Como alguém que trabalha com o uso extensivo da criatividade, tanto nas palavras quanto na concepção e narrativa das próprias histórias, sou tocada de muitas maneiras pela perda do “eu” para o “outro”. Quando tudo o que temos confronta parte do que somos, é impossível não sentir que o fracasso da criação, também é o fracasso da existência do criador. Provavelmente Freud já falou algo sobre isso com palavras melhores (e com uma pitada de machismo), mas percebo nessa dinâmica um processo agoniante e também bonito de amadurecimento.
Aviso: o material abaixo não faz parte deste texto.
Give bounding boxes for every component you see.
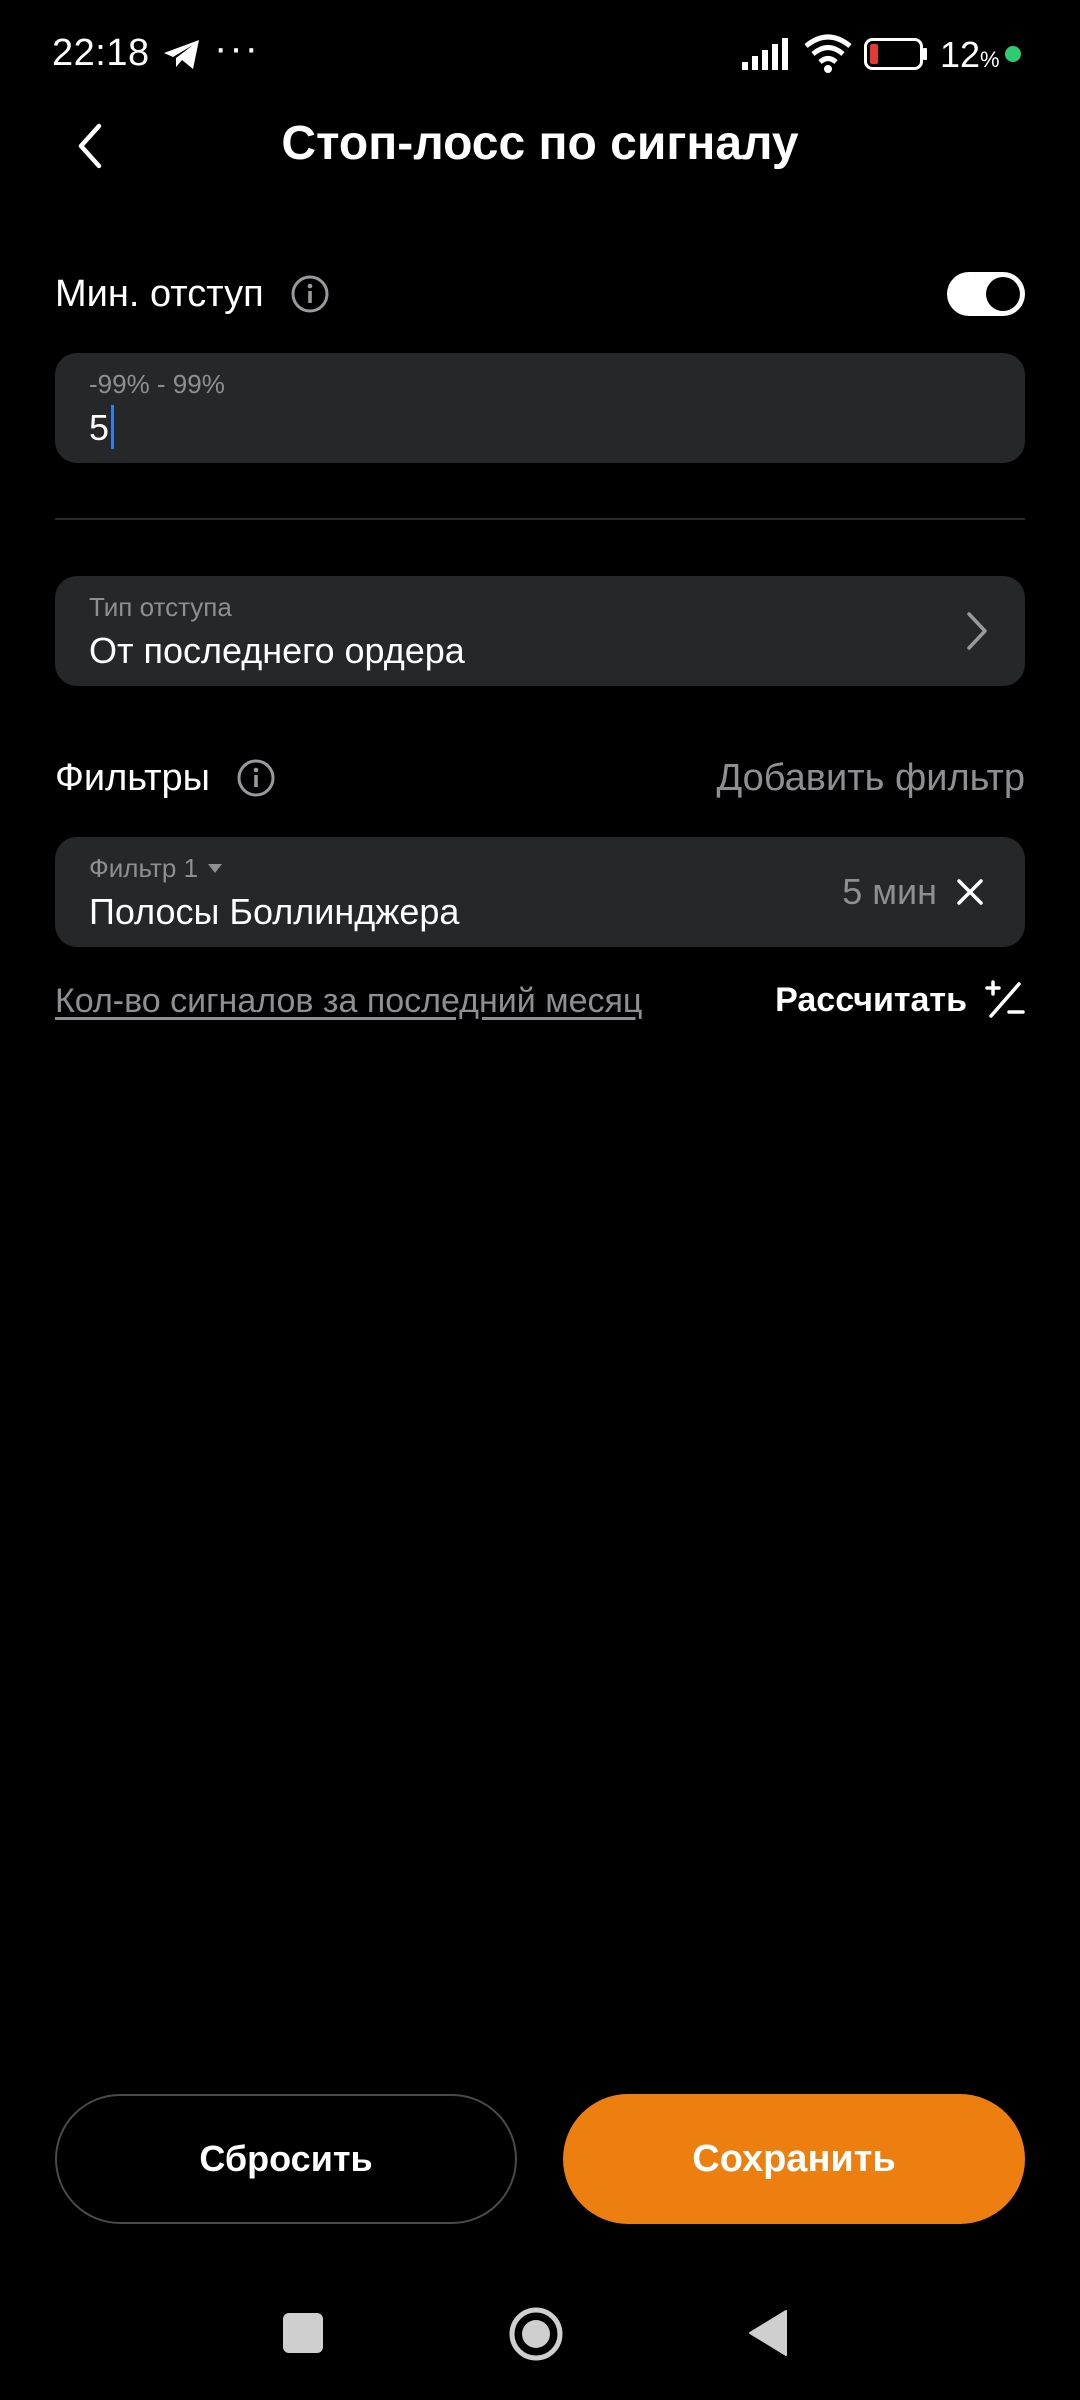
nav-back-button[interactable] bbox=[748, 2309, 788, 2357]
filter-name: Полосы Боллинджера bbox=[89, 891, 460, 932]
telegram-icon bbox=[164, 40, 199, 69]
add-filter-button[interactable]: Добавить фильтр bbox=[716, 757, 1025, 800]
page-title: Стоп-лосс по сигналу bbox=[281, 117, 799, 170]
chevron-left-icon bbox=[78, 123, 102, 169]
min-offset-label: Мин. отступ bbox=[55, 272, 264, 315]
info-icon[interactable] bbox=[236, 758, 276, 798]
calculate-button[interactable]: Рассчитать bbox=[775, 980, 1025, 1020]
more-notifications-icon: ··· bbox=[214, 26, 260, 70]
signals-count-link[interactable]: Кол-во сигналов за последний месяц bbox=[55, 982, 642, 1021]
status-time: 22:18 bbox=[52, 32, 150, 74]
min-offset-row: Мин. отступ bbox=[55, 264, 1025, 324]
save-button[interactable]: Сохранить bbox=[563, 2094, 1025, 2224]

Acredito que quem cresce enfrenta eventualmente a solidão. Não que estar sozinho seja de todo mal, mas dificilmente ficamos felizes ao confrontar nossas expectativas sobre nós mesmos. Essa solidão é inteiramente nossa, ou pelo menos deveria ser. No caso de Rachmaninoff, é dele e de um piano com notas que crescem, se arrastam, caminham e correm rumo ao extraordinário.


O Concerto Para Piano, n°2 em Dó menor, dura cerca de 35 minutos e se divide em três partes. A primeira é o Moderato, característico de obras com complexidade emocional, onde ele apresenta a primeira ideia. O piano estabelece um tom denso e dramático, que ganha forma ao longo das notas. Como se o sentimento estivesse enclausurado em busca de liberdade, a rapidez da composição aparece logo nos primeiros momentos e cresce, alternando entre a fragilidade e a rigidez. Tudo é grandioso.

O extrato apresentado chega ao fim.